A Doughnut Shop's Change Leaves a Hole
Sunday, April 1, 2007
For almost a decade, the Dunkin' Donuts in the Cabin John Shopping Center helped Clifford Snapper be a better Jew.
Every weekday morning, between stopping for prayers at his Potomac synagogue and heading to his job as a research physician in Bethesda, Snapper would stake out a table with his cup of coffee, doughnut and Torah.
"I'd do a lot of Jewish study there every morning," Snapper said. "You had your privacy and some comfort food. For the Orthodox community in Potomac, it was really the only place you could sit down and eat something kosher locally."
Now Snapper does his morning religious reading at his kitchen table. And the other yarmulke-wearing regulars at the shop have largely dispersed as well.
When that Dunkin' Donuts and another in Montgomery County gave up their kosher status in February to make way for sausage bagels and other breakfast sandwiches, members of the Orthodox Jewish community lost more than just a sanctioned place for a morning nosh, they say: They lost one of the few places where strictly observant Jews in the neighborhood could participate in the chain-store culture that surrounds them.
"People liked having access to a national chain, which is unusual in the kosher community," said Rabbi Binyamin Sanders of the Rabbinical Council of Greater Washington, which oversees kosher certifications in the area. "You can't go to Wendy's, you can't go to McDonald's. It was an extra comfort in life -- a chance to get access to the other world."
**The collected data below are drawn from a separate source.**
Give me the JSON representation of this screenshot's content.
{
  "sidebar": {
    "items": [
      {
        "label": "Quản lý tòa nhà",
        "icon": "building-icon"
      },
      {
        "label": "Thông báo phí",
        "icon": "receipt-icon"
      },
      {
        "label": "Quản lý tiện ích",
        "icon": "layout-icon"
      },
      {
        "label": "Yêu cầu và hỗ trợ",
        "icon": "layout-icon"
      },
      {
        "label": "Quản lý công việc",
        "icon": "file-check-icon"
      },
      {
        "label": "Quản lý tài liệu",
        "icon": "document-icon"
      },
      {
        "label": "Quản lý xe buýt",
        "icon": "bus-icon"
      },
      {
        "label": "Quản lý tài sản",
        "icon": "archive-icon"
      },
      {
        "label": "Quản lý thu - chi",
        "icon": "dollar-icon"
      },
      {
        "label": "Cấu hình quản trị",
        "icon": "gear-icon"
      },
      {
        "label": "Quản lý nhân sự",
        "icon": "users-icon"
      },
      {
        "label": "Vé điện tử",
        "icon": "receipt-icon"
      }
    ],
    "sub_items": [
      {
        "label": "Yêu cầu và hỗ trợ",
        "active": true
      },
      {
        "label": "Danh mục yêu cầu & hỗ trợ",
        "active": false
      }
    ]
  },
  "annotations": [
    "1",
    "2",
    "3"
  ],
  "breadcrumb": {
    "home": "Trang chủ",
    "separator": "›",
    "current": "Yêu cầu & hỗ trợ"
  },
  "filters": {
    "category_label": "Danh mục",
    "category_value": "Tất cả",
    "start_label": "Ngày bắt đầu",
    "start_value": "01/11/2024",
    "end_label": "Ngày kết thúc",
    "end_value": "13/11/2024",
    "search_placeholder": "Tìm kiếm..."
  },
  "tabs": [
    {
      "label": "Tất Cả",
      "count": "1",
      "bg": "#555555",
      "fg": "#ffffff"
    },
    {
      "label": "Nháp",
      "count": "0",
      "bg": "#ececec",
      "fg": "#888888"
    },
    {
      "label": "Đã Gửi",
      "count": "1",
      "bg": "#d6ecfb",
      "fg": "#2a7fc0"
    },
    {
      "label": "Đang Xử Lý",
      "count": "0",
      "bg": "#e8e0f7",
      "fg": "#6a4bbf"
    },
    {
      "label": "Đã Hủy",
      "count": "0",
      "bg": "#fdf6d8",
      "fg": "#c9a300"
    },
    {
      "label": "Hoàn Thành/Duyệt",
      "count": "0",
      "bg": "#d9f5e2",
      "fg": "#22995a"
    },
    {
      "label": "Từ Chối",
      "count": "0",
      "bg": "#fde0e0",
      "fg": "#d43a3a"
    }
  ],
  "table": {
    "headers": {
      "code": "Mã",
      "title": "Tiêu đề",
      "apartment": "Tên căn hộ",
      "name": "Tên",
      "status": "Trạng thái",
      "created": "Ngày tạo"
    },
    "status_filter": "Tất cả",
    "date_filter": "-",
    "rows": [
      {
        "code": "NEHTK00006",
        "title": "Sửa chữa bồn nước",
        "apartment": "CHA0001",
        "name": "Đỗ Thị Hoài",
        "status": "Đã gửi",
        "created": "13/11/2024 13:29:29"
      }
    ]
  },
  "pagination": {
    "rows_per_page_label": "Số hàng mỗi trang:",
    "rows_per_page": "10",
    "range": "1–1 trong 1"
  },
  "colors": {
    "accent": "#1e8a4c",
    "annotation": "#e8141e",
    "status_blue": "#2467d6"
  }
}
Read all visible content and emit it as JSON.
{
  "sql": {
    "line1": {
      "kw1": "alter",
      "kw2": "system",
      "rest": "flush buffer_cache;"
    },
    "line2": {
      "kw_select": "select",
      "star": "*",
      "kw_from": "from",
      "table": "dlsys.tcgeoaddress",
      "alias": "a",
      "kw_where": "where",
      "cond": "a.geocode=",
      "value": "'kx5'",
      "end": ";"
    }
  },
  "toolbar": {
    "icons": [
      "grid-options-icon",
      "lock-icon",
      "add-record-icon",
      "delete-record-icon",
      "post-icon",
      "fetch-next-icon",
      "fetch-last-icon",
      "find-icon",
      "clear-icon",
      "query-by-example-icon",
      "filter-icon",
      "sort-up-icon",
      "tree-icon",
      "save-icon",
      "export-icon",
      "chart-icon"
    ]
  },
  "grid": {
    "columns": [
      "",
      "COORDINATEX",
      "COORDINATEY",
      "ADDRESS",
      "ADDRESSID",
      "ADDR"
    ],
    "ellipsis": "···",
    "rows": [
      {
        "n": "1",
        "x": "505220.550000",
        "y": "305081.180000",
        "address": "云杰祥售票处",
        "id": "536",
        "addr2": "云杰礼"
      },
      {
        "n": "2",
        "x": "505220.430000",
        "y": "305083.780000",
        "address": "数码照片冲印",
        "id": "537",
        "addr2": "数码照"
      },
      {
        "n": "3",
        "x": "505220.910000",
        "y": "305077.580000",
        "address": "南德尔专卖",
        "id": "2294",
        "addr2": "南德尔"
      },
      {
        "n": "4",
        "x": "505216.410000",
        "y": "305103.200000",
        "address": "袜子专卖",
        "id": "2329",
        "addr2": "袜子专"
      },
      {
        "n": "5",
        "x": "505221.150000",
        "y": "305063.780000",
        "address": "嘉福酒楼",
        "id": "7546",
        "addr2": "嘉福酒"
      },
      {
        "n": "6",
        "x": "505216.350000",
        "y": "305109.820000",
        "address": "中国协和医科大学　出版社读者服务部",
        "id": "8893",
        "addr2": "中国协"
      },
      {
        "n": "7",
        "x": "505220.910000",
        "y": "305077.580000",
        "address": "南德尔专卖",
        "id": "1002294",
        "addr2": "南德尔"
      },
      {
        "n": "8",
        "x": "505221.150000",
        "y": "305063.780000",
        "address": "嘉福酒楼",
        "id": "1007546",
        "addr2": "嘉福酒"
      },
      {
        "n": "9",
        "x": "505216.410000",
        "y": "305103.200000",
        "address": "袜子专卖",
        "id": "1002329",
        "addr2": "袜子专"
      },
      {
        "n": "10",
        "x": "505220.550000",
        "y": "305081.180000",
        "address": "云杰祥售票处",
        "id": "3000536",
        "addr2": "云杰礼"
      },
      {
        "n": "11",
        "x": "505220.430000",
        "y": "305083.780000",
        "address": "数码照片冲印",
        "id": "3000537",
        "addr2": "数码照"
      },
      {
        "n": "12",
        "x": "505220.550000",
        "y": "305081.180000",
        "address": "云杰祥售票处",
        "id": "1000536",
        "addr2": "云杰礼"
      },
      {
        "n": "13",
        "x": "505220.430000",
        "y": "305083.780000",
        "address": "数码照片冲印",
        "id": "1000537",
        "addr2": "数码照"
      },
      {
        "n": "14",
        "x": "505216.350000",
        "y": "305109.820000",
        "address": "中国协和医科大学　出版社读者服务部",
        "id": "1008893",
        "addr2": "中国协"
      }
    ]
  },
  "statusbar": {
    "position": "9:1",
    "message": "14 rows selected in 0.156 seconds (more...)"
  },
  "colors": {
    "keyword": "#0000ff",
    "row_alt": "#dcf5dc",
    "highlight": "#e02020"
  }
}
"And their coffee is quite good," he said.
All of which may explain why the simple removal of kosher certificates from two franchise doughnut shops erupted as a controversy that has resonated for weeks in the Orthodox neighborhoods of Montgomery.
Soon after the owner of the stores announced that he would begin selling the nonkosher items, an Internet petition surfaced, and Dunkin' Donuts corporate offices in Massachusetts reported being bombarded with angry e-mails and message-board comments.
In addition to the Cabin John location, the Dunkin' Donuts in Rockville's Metro Pike Plaza lost its kosher status last month after beginning to serve the meat sandwiches. A third kosher location, on Darnestown Road in Gaithersburg, will begin carrying nonkosher items later this year.
The owner of those franchises, Jim Willard, has two other stores that have kept their kosher status -- one on Veirs Mill Road and the other in Rockville's Jewish Community Center of Greater Washington.
Willard, who is not Jewish, enjoys deep appreciation in the Orthodox community for his years-long willingness to acquire and maintain kosher status for the stores, which requires days of deep cleaning, strict compliance to Jewish food law and multiple rabbinic inspections every week. To comport with the rule that kosher food be cooked only by Jews, Willard made sure that only a rabbi lighted the pilot flame of his doughnut fryers.